For 2010, the extra cost could be covered either by supplemental funding, if the Obama administration requests it, or from reserve funding within the Defense Department. For 2011 and 2012, the amendment assumes that the Defense Department will find a way to pay for the extra soldiers and will include money for the increase in the budget it submits to Congress.
Gates said the increase would begin immediately and that for 2009 and 2010 he would find money from the defense budget without seeking additional funding from Congress.
The legislative branch left it up to the Pentagon to figure how it would pay for the increase and the Army could be faced with bearing the cost in its own budget.
“The immediate challenge on the financial side is where to find the money,” said retired Lt. Gen. Theodore Stroup, former chief of Army personnel and vice president with the Association of the U.S. Army. “The Army is waiting to see if the Defense Department is going to put up the money. Our position is the Army doesn’t have enough money anyway.”
The Army, Stroup said, would have to pull the money out of its fungible accounts, those used for operation and maintenance for reset, modernization or base operations.
“It’s a trade-off.

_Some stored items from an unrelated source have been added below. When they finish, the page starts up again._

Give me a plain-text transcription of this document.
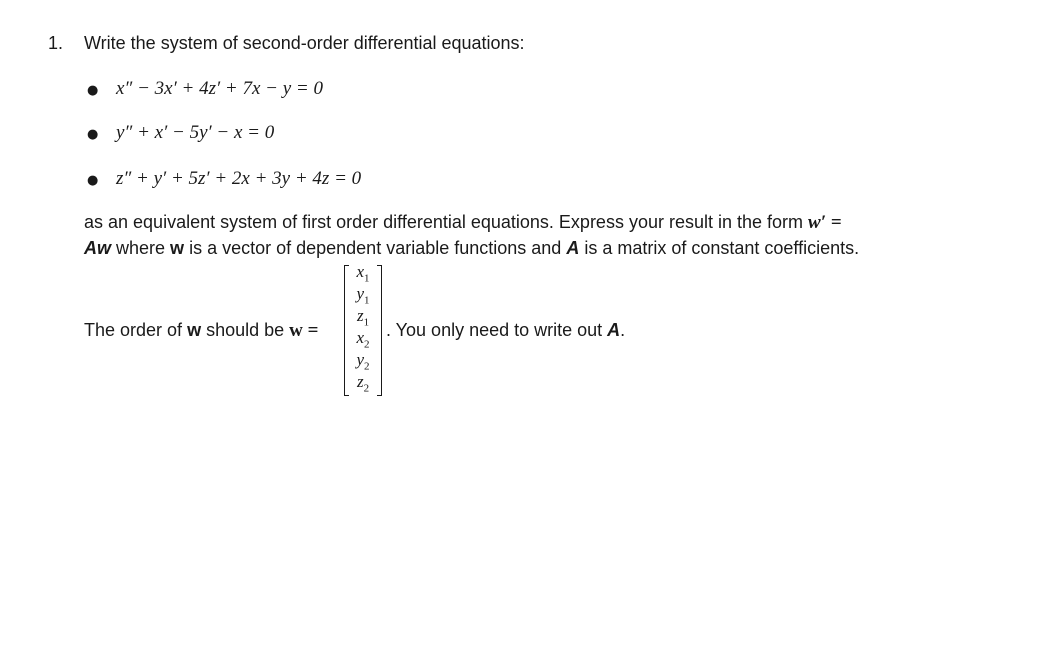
1. Write the system of second-order differential equations:
● x″ − 3x′ + 4z′ + 7x − y = 0
● y″ + x′ − 5y′ − x = 0
● z″ + y′ + 5z′ + 2x + 3y + 4z = 0
as an equivalent system of first order differential equations. Express your result in the form w′ =
Aw where w is a vector of dependent variable functions and A is a matrix of constant coefficients.
The order of w should be w =
$x_1$
$y_1$
$z_1$
$x_2$
$y_2$
$z_2$
. You only need to write out A.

It’s guns or butter. Do you want troops or modernization?” he said.
Stroup, whose organization has advocated heavily for an increase to 700,000 soldiers, and recently retired Army Vice Chief of Staff Gen. Dick Cody said they think the latest increase should be permanent.
“We don’t know what fights we’ll have after Iraq,” Cody told Army Times on July 23, adding “when we went to Iraq in 2003 we knew the Army wasn’t big enough, then we stretched the hell out of it.”